À la paraphrase et à la périphrase, qui sont déjà les deux plaies de ce poème, ajoutez l’allégorie, et une allégorie qui a toujours soin d’être une imitation de l’antiquité. Les personnages allégoriques me semblent avoir, dans les sujets chrétiens, un inconvénient tout particulier : Dans le paganisme, chaque vice et chaque qualité étaient déifiés, et, quand l’homme agissait, c’était d’après l’inspiration d’une de ces divinités. La liberté de l’ame humaine disparaissait sous l’ascendant de ces divinités fabuleuses. Le christianisme a rendu à l’ame humaine son indépendance et sa responsabilité. L’homme, dans le christianisme, agit en vertu de ses affections et de ses sentimens, et non plus d’après l’ordre de je ne sais quel dieu. Aussi l’introduction de personnages allégoriques dans un sujet chrétien devient une sorte de contradiction choquante. Pourquoi, en effet, faire intervenir une divinité là où l’homme suffit ? Que penser, par exemple, de Vida, qui, pour expliquer le reniement de saint Pierre et cette peur si naturelle et si humaine dont le fidèle apôtre est saisi quand il se trouve seul au milieu des serviteurs de Caïphe, que penser de Vida, qui évoque des enfers la Peur, divinité qu’accompagnent, dit-il, l’Engourdissement et la Lâcheté aux yeux baissés[17] ?

Jamais l’horreur du mot propre et l’effort pour trouver le mot prétendu élégant n’ont été poussés plus loin. On sait quelles ont été les bizarreries de ce paganisme littéraire du XVe et du XVIe siècles, en Italie surtout, quand l’excommunication devenait, grace au purisme, l’interdiction de l’eau et du feu quand les saints s’appelaient les dieux immortels, superi immortales ; quand le bon Dieu prenait le nom du Dieu très bon et très grand ; quand enfin des évêques, de peur de gâter leur belle latinité, obtenaient un bref du pape qui leur permettait de lire leur bréviaire en grec.
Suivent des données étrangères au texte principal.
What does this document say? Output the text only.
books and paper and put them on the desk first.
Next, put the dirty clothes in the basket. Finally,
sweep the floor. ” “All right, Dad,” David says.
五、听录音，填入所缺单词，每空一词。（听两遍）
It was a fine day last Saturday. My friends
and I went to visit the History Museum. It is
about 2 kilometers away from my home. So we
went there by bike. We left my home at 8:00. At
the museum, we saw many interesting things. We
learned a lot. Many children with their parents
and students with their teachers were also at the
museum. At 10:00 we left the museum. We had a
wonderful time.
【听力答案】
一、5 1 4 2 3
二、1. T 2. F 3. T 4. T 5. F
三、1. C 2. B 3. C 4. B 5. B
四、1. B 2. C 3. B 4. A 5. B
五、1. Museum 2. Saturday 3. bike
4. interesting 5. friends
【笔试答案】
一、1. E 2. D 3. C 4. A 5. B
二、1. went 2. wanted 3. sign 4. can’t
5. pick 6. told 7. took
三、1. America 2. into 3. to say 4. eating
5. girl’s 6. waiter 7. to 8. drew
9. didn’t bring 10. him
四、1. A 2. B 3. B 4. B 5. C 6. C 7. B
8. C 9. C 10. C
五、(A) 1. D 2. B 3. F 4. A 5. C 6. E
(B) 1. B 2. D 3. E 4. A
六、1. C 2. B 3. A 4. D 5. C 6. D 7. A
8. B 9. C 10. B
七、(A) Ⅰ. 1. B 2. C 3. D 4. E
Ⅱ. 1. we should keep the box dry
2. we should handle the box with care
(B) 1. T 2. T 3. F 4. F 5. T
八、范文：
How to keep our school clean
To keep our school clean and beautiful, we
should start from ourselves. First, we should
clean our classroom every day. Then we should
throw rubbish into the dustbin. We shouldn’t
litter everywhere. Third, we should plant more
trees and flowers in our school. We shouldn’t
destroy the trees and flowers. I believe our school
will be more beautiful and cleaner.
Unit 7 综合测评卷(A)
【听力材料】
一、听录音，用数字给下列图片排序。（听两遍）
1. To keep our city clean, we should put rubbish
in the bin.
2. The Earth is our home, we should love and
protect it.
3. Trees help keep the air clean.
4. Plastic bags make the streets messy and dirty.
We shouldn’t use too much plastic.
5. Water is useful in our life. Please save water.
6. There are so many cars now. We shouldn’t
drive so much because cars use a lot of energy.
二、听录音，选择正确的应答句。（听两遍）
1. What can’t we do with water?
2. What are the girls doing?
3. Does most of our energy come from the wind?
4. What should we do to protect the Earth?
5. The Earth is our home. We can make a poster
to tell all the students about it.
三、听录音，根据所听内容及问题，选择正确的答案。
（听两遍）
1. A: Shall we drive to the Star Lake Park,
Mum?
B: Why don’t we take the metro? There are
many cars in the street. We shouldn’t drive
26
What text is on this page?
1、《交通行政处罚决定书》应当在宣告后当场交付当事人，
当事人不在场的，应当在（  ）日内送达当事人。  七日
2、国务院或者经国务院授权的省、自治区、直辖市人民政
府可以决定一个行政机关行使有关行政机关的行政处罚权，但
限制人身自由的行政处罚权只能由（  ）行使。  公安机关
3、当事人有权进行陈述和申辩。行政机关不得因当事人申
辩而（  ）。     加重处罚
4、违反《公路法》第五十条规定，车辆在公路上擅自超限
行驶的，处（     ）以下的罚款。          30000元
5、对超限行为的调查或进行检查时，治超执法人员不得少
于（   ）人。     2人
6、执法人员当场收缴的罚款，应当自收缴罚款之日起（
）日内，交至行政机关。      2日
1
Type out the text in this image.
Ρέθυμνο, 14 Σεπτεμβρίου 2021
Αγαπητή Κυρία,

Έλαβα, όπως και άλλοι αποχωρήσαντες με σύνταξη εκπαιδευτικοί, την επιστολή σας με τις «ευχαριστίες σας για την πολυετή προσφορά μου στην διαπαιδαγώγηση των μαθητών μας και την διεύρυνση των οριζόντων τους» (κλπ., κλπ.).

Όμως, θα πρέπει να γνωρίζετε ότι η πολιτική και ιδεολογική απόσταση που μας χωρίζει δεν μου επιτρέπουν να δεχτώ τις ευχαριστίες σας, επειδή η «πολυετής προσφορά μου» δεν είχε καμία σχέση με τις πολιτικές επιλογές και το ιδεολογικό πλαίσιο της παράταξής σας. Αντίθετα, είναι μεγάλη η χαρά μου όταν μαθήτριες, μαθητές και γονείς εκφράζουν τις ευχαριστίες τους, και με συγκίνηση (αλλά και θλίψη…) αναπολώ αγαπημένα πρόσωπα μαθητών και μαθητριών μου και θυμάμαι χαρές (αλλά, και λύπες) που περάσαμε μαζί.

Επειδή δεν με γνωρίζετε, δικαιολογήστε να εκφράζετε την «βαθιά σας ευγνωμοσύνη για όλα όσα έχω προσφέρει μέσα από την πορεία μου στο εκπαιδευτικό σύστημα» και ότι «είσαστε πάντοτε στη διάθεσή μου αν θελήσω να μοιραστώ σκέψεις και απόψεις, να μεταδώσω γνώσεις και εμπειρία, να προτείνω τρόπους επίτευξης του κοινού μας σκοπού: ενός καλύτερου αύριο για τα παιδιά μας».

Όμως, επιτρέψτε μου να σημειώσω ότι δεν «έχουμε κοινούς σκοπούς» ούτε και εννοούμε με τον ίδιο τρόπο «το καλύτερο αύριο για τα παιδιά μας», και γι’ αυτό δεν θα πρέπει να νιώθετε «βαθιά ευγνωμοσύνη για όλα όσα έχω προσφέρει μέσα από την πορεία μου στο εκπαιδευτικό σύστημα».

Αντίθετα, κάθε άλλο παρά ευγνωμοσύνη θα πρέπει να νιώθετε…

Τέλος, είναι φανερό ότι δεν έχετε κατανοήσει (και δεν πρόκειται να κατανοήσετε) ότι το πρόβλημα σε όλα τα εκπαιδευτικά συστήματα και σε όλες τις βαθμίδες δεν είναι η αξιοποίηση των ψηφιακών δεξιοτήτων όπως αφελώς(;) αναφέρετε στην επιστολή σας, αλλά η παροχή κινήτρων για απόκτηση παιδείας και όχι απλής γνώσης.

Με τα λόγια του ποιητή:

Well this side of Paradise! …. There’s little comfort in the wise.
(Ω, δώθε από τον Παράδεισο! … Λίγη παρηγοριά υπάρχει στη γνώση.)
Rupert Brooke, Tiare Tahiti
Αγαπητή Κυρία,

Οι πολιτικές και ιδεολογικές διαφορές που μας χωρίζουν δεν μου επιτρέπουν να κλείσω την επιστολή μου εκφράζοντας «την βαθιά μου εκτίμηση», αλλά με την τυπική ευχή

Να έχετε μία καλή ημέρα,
Vida est de cette école de puristes. Dans ses vers, le Saint-Esprit, s’appelle Aura,

Aura, veni, afflanti Patris omnipotentis ab ore,

parce que, sans doute, le mot spirites, étant le mot théologique, n’est pas assez élégant. L’eucharistie devient le présent de Cérès, Cerealia dona ; enfin, quand Jésus-Christ, par le miracle de la multiplication des pains, a rassasié la foule accourue pour l’entendre, au lieu de dire le Sauveur ou Jésus, Vida le désigne par ces mots : Rex optimus,

Ut compressa fames, surgit rex optimus ipse.

C’est ainsi que, pendant tout le poème, la couleur chrétienne disparaît sous je ne sais quel vernis brillant, mais faux, emprunté à l’antiquité.

La Christiade de Vida est le commencement et l’original de ce que j’appelle le poème épique et classique, poème de convention, réglé et taillé sur le modèle de l’ancienne épopée et surtout de l’Énéide, où il y a nécessairement une tempête, parce que Virgile en a une, et un récit qui dure plusieurs chants, en mémoire aussi du récit d’Énée dans Virgile poèmes où l’étude est tout, qui n’ont ni inspiration ni liberté, littérature de deuxième main, qui semble n’avoir de cause que dans les bibliothèques et non dans les sentimens et les émotions du cœur humain. Non que je refuse à Vida le mérite d’une versification élégante et correcte ; ce mérite est presque son défaut. Parfois cependant ce genre de mérite apparaît dégagé des défauts que je lui ai reprochés. Je ne citerai pas, pour donner une idée de la poésie de Vida, la mort de Jésus-Christ, morceau très vanté, et qui me paraît sentir singulièrement la déclamation. Je citerai plutôt quelques traits de l’entrée triomphante de Jésus-Christ aux enfers. Là il y a quelques beaux vers, et il n’y a pas en même temps trop d’anachronismes de langage, je veux dire trop de réminiscences païennes. Peut-être cela tient-il au sujet, car l’enfer a toujours été un peu païen, même dans les croyances chrétiennes, et il n’y a guère de différence entre l’enfer des anciens et l’enfer des modernes. Vida peint d’abord la joie des élus quand ils pressentent l’arrivée du Christ

« Telles étaient leurs pensées ; tous frémissaient de joie et de bonheur. Ainsi, quand les habitans d’une ville long-temps assiégée, après avoir vu l’ennemi ébranler pendant long-temps leurs murailles et menacer leurs demeures, voient de loin arriver l’armée amie qui doit les délivrer, tous tressaillent de joie, et leur ame abattue se reprend à l’espérance…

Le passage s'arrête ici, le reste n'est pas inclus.